Sur la périodicité des négociations commerciales, le PDG de Carrefour a jugé que « le seul pays où ça se passe si mal, où la relation avec les industriels est aussi dégradée, c'est la France et c'est le seul pays où les négociations sont annuelles ».
Jusqu'à maintenant, en effet, tous les ans, de décembre au 1er mars, les supermarchés et leurs fournisseurs négocient les prix d'achat des produits vendus le reste de l'année aux consommateurs. Chaque distributeur contractualise avec chacun de ses fournisseurs (de petits pois, de steak haché, de Coca-Cola...), PME ou multinationale.
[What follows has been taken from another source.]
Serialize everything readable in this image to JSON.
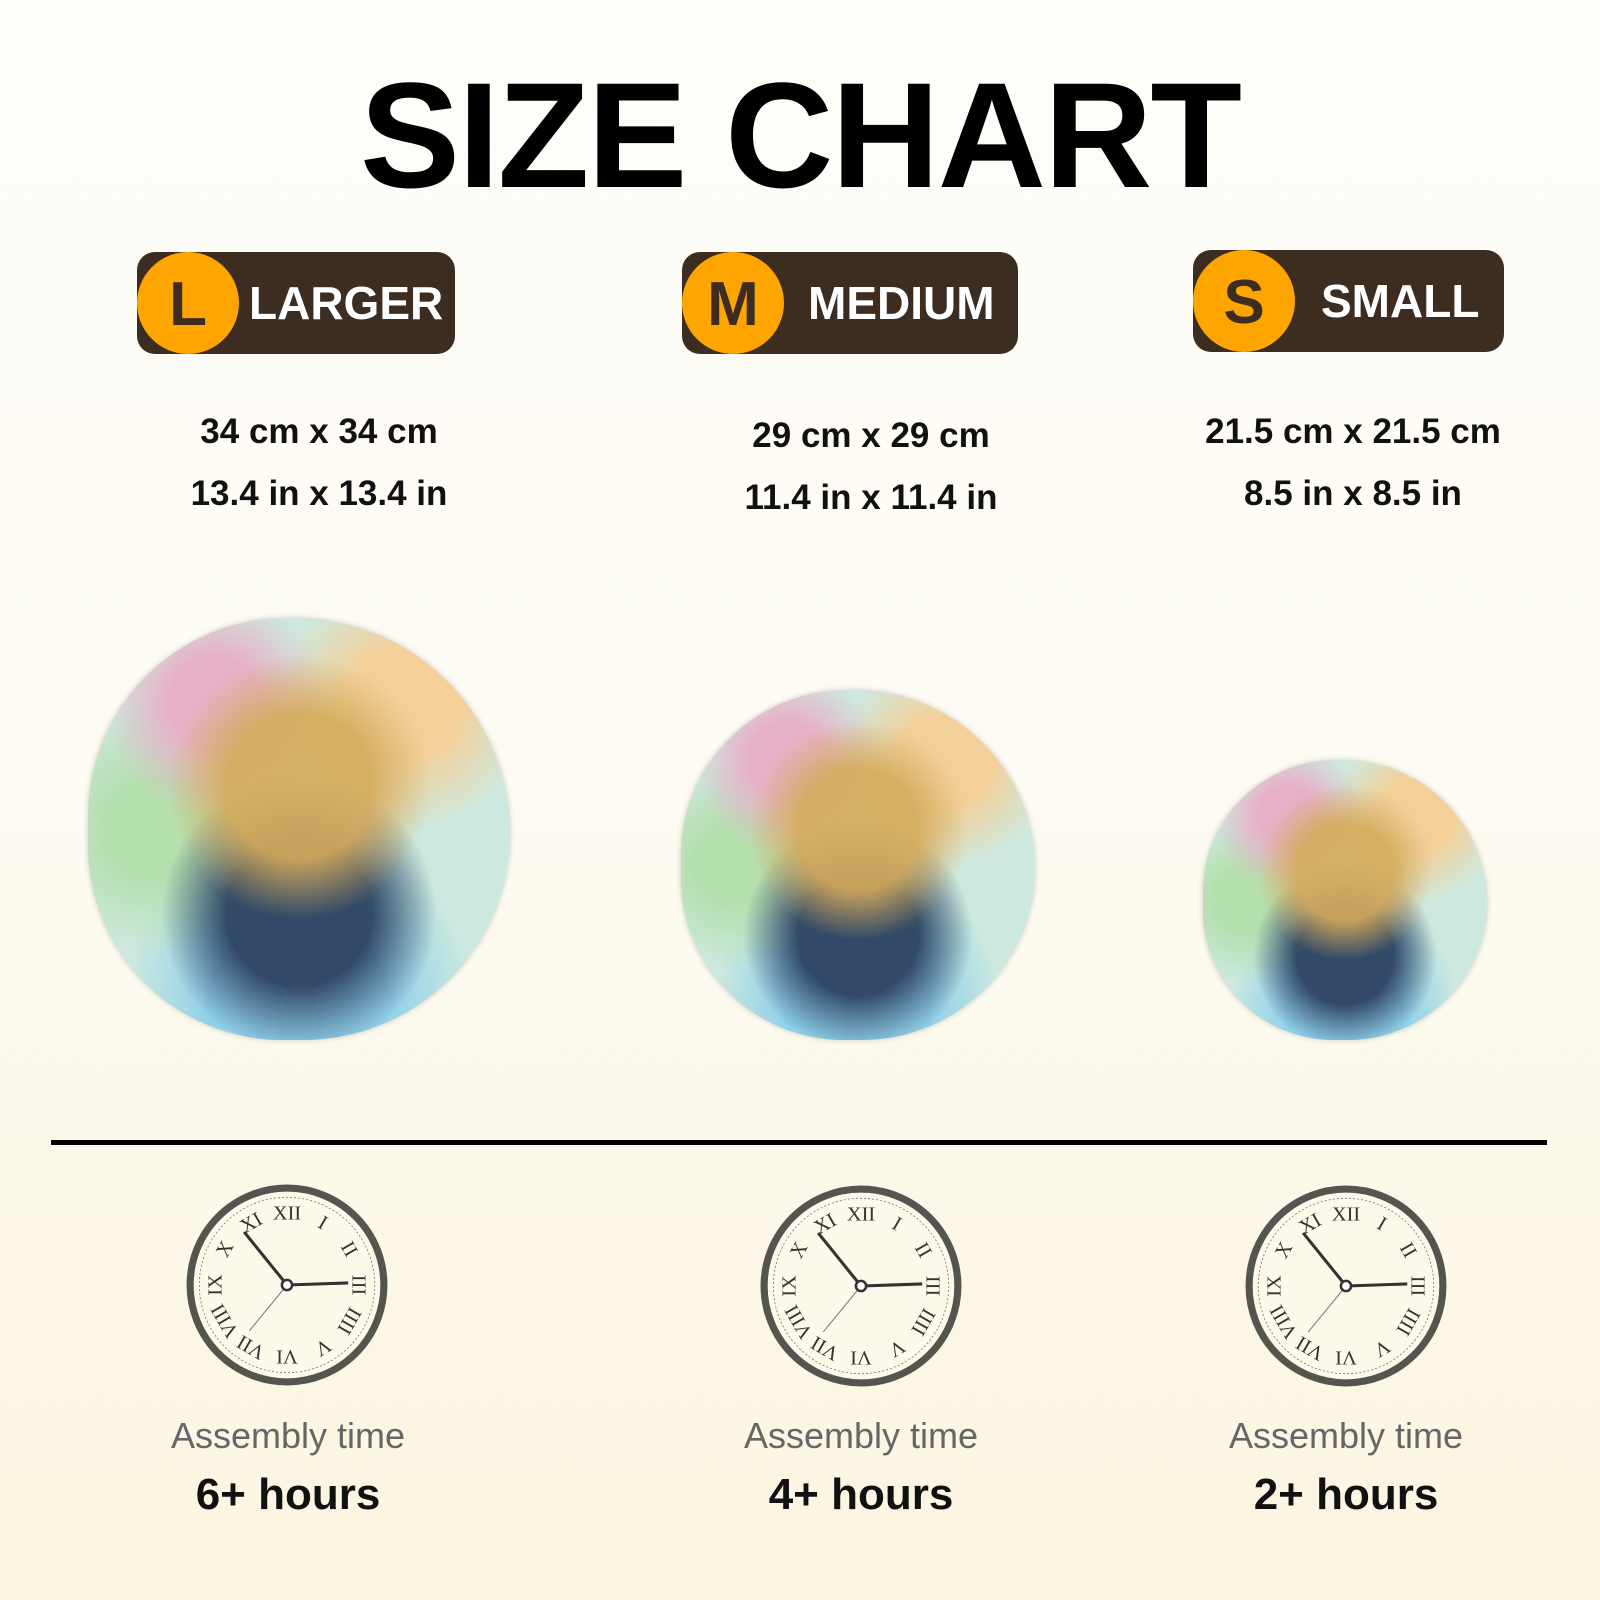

Ces négociations ne portent que sur les grandes marques dites « nationales » comme Danone, Ferrero, Nescafé ou Haribo. Les marques de distributeurs (MDD), créées ou détenues par les supermarchés (Reflets de France chez Carrefour, Marque Repère de E. Leclerc par exemple) ne sont pas concernées.
Lors du dernier épisode conclu en mars dernier, le prix moyen payé par les supermarchés aux industriels s'est apprécié de 9%. Mais, depuis, le prix d'un certain nombre de matières premières a décru. Or, cette baisse ne se fait pas ressentir dans les rayons des magasins. « Les baisses de cours, elles, ont commencé maintenant pour certaines, il y a 9 mois. Les industriels ont décidé, c'est leur choix, de ne pas répercuter les baisses », déplorait ainsi le PDG de Carrefour mardi dernier.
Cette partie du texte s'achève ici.